Prior to going Whole30, one of my favorite cooking blogs was Mel’s Kitchen Café. I guess she and I have similar tastes because in the last few years I turned to her blog more than any other for family-pleasing recipes. Her main dishes are pretty light on processed ingredients–a major plus for sure– but they’re not intended to be paleo or Whole30-fied…so they’re not. That’s where this here little blog comes in. Knowing I would like to modify some of our favorites and share the successes with others, I wrote Mel and asked if she minded if I posted her recipes with modifications; she said yes. Yay! And if you see this, thank you again, Mel!

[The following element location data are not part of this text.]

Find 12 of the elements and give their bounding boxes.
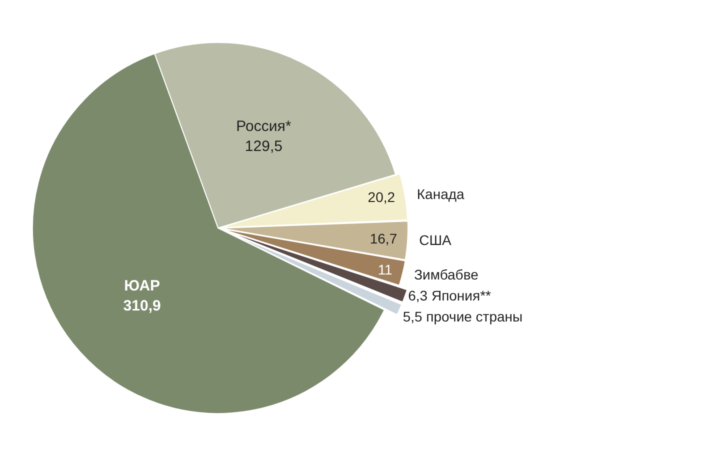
- slice-label: ЮАР: [124, 277, 160, 294]
- data-label: 16,7: [370, 230, 398, 247]
- slice-label: Зимбабве: [414, 266, 479, 282]
- slice-label: 5,5 прочие страны: [402, 308, 523, 324]
- data-label: 20,2: [368, 189, 396, 206]
- slice-label: Россия*: [236, 118, 292, 135]
- data-label: 11: [378, 262, 393, 278]
- slice-label: США: [419, 232, 452, 248]
- data-label: 310,9: [123, 297, 161, 314]
- slice-label: 6,3 Япония**: [408, 287, 492, 304]
- data-label: 129,5: [244, 138, 282, 155]
- slice-label: Канада: [416, 186, 465, 202]
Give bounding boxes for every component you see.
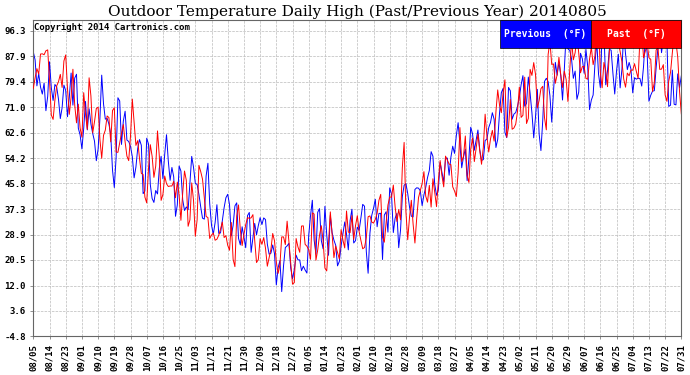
FancyBboxPatch shape bbox=[591, 20, 681, 48]
Title: Outdoor Temperature Daily High (Past/Previous Year) 20140805: Outdoor Temperature Daily High (Past/Pre… bbox=[108, 4, 607, 18]
Text: Previous  (°F): Previous (°F) bbox=[504, 29, 586, 39]
Text: Past  (°F): Past (°F) bbox=[607, 29, 665, 39]
FancyBboxPatch shape bbox=[500, 20, 591, 48]
Text: Copyright 2014 Cartronics.com: Copyright 2014 Cartronics.com bbox=[34, 23, 190, 32]
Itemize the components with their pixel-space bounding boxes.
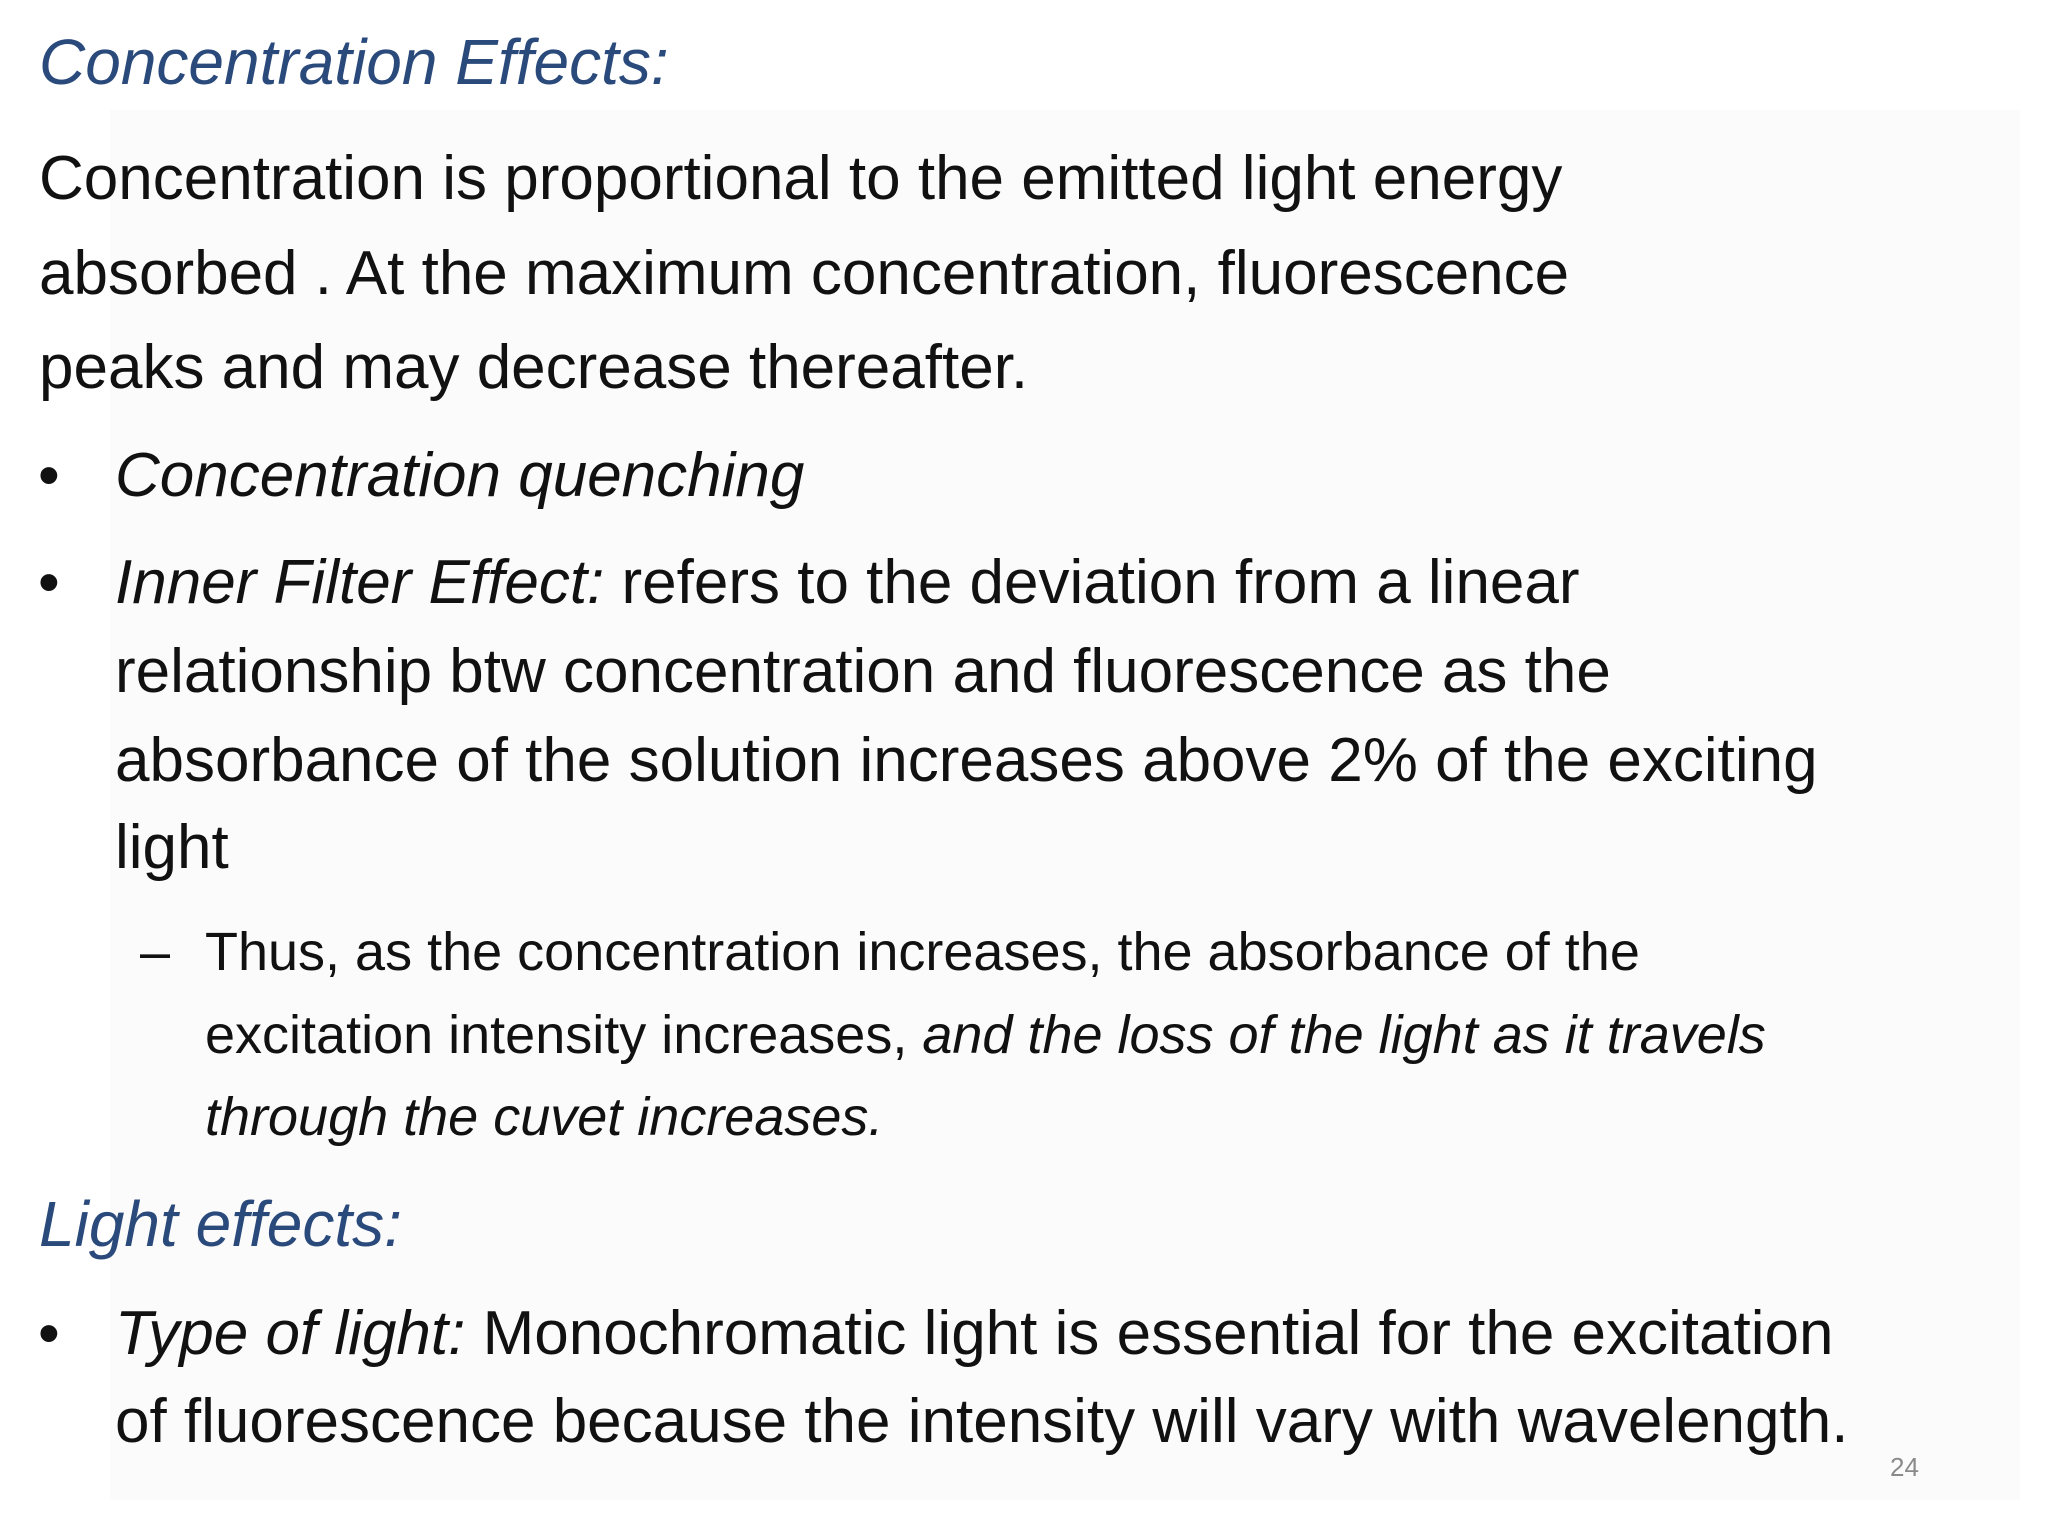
text-line: Concentration is proportional to the emi…	[39, 148, 1562, 210]
heading: Concentration Effects:	[39, 26, 669, 98]
text-line: Thus, as the concentration increases, th…	[205, 925, 1640, 979]
text-segment: of fluorescence because the intensity wi…	[115, 1387, 1849, 1456]
text-segment: absorbed . At the maximum concentration,…	[39, 239, 1570, 308]
text-segment: absorbance of the solution increases abo…	[115, 726, 1818, 795]
bullet: •	[38, 548, 60, 617]
bullet: •	[38, 441, 60, 510]
text-line: absorbed . At the maximum concentration,…	[39, 243, 1569, 305]
text-segment: Inner Filter Effect:	[115, 548, 605, 617]
text-segment: Type of light:	[115, 1299, 466, 1368]
bullet: •	[38, 1299, 60, 1368]
text-line: Concentration quenching	[115, 445, 804, 507]
text-segment: and the loss of the light as it travels	[907, 1005, 1766, 1065]
heading: Light effects:	[39, 1188, 402, 1260]
text-segment: refers to the deviation from a linear	[604, 548, 1580, 617]
text-segment: through the cuvet increases.	[205, 1087, 884, 1147]
text-line: peaks and may decrease thereafter.	[39, 337, 1028, 399]
text-segment: Thus, as the concentration increases, th…	[205, 922, 1640, 982]
text-line: Type of light: Monochromatic light is es…	[115, 1303, 1833, 1365]
page-number: 24	[1890, 1452, 1919, 1482]
panel	[110, 110, 2020, 1500]
text-line: absorbance of the solution increases abo…	[115, 730, 1818, 792]
text-line: through the cuvet increases.	[205, 1090, 883, 1144]
text-line: light	[115, 817, 229, 879]
text-line: relationship btw concentration and fluor…	[115, 641, 1611, 703]
dash: –	[140, 922, 171, 982]
text-segment: Monochromatic light is essential for the…	[465, 1299, 1834, 1368]
text-segment: light	[115, 813, 229, 882]
text-line: Inner Filter Effect: refers to the devia…	[115, 552, 1580, 614]
text-segment: Concentration quenching	[115, 441, 805, 510]
text-line: of fluorescence because the intensity wi…	[115, 1391, 1848, 1453]
text-segment: Concentration is proportional to the emi…	[39, 144, 1563, 213]
text-segment: peaks and may decrease thereafter.	[39, 333, 1029, 402]
text-line: excitation intensity increases, and the …	[205, 1008, 1766, 1062]
text-segment: relationship btw concentration and fluor…	[115, 637, 1611, 706]
text-segment: excitation intensity increases,	[205, 1005, 908, 1065]
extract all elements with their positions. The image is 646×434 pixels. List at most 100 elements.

This comes from Mel’s Chicken Noodle Soup recipe. We will not have any noodles here but I have long used the beginning of this recipe, the chicken part, as a kitchen staple. I cannot tell you how EASY and DELICIOUS and VERSATILE this recipe is. And you know I’m serious when I break out the all caps. You put ingredients in a crock pot, let them cook, remove. That’s it.
Delicious Versatile Freezable Crockpot Chicken
3-4 pound whole chicken, neck and giblets removed
6 cups chicken broth, best is bone broth of course J
2 bay leaves
1 teaspoon salt
1 teaspoon pepper
3 stalks celery, chopped in large chunks
3-4 carrots, cut in large chunks
1 onion, chopped in large pieces
Rinse the chicken, removing the neck and giblets. Place the chicken in a slow cooker and add the other ingredients. Cover and cook on low for 7-8 hours. Carefully remove the chicken and set aside in a large bowl until it is cool enough to handle without burning your fingertips off. Meanwhile, remove and discard the large solids from the chicken broth and strain the chicken broth into a large pot.
Now you have even more delicious broth.
Take the chicken off the bones. That’s right, now you have bones. For more broth! Either make that and use it or freeze it of freeze those bones for later use.
But back to the chicken.
I usually break off all of the large pieces and either shred it or cut it up into cubes.
This freezes beautifully and can be used so many ways it is ridiculous. I usually freeze it, take it out a day ahead, and you are then basically reheating it in whatever meal, see a few ideas below. It’s also economical because you are buying the whole chicken and can use both the meat and the bones. Best prices in my area for organic hormone free chicken is Costco and Trader Joes.
A few ideas: Mix it with any veggie(s) and sauté as a nice healthy one skillet meal, toss it in salad, use it in soup as originally intended, eat it as the meat of a “sandwich” wrapped in lettuce, make some homemade salsa or pico de gallo and mix that with the chicken, and any other number of ways.